With rapid urbanization, effective waste classification is a critical challenge. Traditional manual methods are time-consuming, labor-intensive, costly, and error-prone, resulting in reduced accuracy. Deep learning has revolutionized this field. Convolutional neural networks such as VGG and ResNet have dramatically improved automated sorting efficiency, and Transformer architectures like the Swin Transformer have further enhanced performance and adaptability in complex sorting scenarios. However, these approaches still struggle in complex environments and with diverse waste types, often suffering from limited recognition accuracy, poor generalization, or prohibitive computational demands. To overcome these challenges, we propose an efficient hybrid-modal fusion method, the Hybrid-modal Fusion Waste Classification Network (HFWC-Net), for precise waste image classification. HFWC-Net leverages a Transformer-based hierarchical architecture that integrates CNNs and Transformers, enhancing feature capture and fusion across varied image types for superior scalability and flexibility. By incorporating advanced techniques such as the Agent Attention mechanism and the LionBatch optimization strategy, HFWC-Net not only improves classification accuracy but also significantly reduces classification time.
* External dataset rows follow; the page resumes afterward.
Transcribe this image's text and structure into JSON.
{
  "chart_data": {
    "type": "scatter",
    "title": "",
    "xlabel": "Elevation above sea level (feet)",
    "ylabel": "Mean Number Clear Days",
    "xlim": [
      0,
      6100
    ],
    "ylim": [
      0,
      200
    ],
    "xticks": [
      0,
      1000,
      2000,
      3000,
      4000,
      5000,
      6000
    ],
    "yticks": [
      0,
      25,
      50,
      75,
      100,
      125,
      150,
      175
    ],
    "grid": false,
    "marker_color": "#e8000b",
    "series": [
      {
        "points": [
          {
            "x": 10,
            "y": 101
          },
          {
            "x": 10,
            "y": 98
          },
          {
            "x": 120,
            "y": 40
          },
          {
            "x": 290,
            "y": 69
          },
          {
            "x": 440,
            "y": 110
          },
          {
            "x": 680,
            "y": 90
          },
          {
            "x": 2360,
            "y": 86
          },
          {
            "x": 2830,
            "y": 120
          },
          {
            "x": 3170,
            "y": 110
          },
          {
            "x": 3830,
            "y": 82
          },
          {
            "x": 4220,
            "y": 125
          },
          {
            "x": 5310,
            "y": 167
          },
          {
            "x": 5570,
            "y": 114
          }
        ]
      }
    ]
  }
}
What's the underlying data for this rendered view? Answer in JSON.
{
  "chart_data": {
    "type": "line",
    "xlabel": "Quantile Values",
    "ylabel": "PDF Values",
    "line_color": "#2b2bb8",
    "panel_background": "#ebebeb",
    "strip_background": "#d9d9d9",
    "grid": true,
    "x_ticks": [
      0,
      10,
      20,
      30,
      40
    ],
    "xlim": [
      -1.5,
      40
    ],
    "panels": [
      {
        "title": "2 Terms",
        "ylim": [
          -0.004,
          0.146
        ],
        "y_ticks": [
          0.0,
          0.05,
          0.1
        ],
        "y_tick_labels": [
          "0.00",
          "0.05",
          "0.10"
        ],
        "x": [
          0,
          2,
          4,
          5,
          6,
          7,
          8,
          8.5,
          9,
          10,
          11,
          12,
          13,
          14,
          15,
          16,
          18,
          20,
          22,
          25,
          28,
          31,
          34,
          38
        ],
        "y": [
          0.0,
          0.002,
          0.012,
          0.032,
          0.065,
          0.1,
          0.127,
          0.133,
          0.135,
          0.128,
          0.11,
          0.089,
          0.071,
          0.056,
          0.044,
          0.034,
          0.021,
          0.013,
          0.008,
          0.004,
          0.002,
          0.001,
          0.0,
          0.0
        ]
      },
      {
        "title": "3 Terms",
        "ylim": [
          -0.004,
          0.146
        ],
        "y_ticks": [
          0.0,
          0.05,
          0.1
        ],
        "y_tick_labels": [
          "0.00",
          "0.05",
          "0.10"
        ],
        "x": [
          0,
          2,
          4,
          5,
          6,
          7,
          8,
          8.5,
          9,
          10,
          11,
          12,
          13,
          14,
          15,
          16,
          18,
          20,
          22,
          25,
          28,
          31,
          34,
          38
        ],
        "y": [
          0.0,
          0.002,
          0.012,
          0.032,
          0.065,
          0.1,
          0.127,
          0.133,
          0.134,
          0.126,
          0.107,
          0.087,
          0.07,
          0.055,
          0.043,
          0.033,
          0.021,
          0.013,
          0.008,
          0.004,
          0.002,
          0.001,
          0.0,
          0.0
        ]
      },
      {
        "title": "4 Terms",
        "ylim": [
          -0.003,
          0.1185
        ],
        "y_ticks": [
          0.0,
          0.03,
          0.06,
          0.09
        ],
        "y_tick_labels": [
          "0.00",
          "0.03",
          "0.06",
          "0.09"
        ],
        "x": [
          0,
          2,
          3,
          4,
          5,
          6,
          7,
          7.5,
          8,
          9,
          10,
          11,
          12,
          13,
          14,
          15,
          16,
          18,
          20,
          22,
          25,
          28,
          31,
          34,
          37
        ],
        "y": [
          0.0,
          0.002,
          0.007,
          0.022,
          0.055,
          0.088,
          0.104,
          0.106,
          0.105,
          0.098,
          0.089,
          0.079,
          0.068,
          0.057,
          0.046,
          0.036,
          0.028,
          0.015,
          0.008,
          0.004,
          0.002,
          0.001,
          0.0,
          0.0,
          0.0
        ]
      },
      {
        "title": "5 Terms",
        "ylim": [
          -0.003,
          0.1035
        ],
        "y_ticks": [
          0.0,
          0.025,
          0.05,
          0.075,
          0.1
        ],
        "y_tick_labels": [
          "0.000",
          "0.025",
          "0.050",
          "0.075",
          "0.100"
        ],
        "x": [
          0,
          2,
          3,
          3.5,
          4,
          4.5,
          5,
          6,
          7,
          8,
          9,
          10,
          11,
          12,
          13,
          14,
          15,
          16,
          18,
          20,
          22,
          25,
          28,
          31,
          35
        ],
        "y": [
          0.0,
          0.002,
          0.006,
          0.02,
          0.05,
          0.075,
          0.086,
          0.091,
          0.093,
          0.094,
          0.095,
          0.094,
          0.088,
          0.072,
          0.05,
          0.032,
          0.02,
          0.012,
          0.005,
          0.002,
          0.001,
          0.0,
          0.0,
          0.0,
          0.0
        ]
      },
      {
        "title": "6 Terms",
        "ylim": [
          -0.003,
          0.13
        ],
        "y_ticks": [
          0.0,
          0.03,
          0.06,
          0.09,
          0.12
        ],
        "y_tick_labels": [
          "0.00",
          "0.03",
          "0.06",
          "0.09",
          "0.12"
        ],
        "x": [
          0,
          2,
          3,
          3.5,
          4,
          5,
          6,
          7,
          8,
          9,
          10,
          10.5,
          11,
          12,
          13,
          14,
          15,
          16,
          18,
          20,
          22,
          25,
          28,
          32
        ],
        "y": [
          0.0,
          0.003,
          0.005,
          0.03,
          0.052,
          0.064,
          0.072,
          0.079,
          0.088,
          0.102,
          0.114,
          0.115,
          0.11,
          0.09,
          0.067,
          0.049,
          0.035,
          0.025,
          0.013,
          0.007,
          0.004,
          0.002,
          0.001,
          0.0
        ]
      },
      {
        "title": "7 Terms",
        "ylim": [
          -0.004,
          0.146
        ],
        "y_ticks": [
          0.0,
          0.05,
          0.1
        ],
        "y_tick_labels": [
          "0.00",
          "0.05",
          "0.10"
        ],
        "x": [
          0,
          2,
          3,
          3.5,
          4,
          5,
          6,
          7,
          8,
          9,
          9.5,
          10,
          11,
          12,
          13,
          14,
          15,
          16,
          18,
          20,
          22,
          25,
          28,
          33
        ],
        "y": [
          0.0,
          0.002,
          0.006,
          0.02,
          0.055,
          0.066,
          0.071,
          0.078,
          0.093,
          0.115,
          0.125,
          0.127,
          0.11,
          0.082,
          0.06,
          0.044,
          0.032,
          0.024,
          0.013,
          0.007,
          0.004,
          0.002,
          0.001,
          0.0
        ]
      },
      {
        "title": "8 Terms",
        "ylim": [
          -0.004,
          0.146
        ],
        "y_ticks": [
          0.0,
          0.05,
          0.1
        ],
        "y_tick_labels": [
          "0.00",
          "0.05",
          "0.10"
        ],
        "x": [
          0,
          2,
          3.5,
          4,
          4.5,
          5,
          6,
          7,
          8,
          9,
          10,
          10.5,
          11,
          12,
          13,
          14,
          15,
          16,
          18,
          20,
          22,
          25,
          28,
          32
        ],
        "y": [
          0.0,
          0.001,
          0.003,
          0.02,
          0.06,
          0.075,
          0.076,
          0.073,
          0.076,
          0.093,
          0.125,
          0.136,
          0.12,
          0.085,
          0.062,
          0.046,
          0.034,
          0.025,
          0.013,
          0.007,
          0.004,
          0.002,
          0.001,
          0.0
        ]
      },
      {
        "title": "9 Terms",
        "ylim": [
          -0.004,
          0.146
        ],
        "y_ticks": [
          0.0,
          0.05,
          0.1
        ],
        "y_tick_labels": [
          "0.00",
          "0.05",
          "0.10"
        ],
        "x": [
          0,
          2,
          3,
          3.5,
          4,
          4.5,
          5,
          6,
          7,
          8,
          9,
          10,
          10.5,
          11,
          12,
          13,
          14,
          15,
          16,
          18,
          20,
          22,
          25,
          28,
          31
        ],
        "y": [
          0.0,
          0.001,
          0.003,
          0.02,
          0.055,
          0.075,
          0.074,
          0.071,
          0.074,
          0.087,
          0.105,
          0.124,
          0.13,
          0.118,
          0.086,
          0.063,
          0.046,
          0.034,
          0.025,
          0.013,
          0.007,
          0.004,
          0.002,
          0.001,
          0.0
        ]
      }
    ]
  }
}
Comparative experimental results on the public datasets Garbage Classification, TrashNet, and our self-built MixTrash dataset demonstrate that HFWC-Net achieves Top-1 accuracy rates of 98.89%, 96.88%, and 94.35%, respectively. These findings indicate that HFWC-Net attains the highest accuracy among current methods, offering significant advantages in accelerating classification efficiency and supporting automated waste management applications.
随着城市化的快速发展,有效的垃圾分类是一项严峻的挑战。传统的人工方法耗时、费力、成本高且容易出错,导致准确率降低。深度学习给这个领域带来了变革。诸如VGG和ResNet等卷积神经网络极大地提高了自动分类效率,而像Swin Transformer这样的Transformer架构在复杂分类场景中进一步提升了性能和适应性。然而,这些方法在复杂环境和面对多样的垃圾类型时仍然存在困难,常常面临识别准确率有限、泛化能力差或计算需求过高的问题。为了克服这些挑战,我们提出了一种高效的混合模态融合方法,即混合模态融合垃圾分类网络(HFWC-Net),用于精确的垃圾图像分类。HFWC-Net利用基于Transformer的分层架构,将卷积神经网络和Transformer集成在一起,增强了对各种图像类型的特征捕捉和融合,具有卓越的可扩展性和灵活性。通过融入智能注意力机制和LionBatch优化策略等先进技术,HFWC-Net不仅提高了分类准确率,还显著缩短了分类时间。在公共数据集垃圾分类、TrashNet以及我们自建的MixTrash数据集上的对比实验结果表明,HFWC-Net的Top-1准确率分别达到了98.89%、96.88%和94.35%。这些结果表明,HFWC-Net在当前方法中达到了最高的准确率,在加快分类效率和支持自动化垃圾管理应用方面具有显著优势。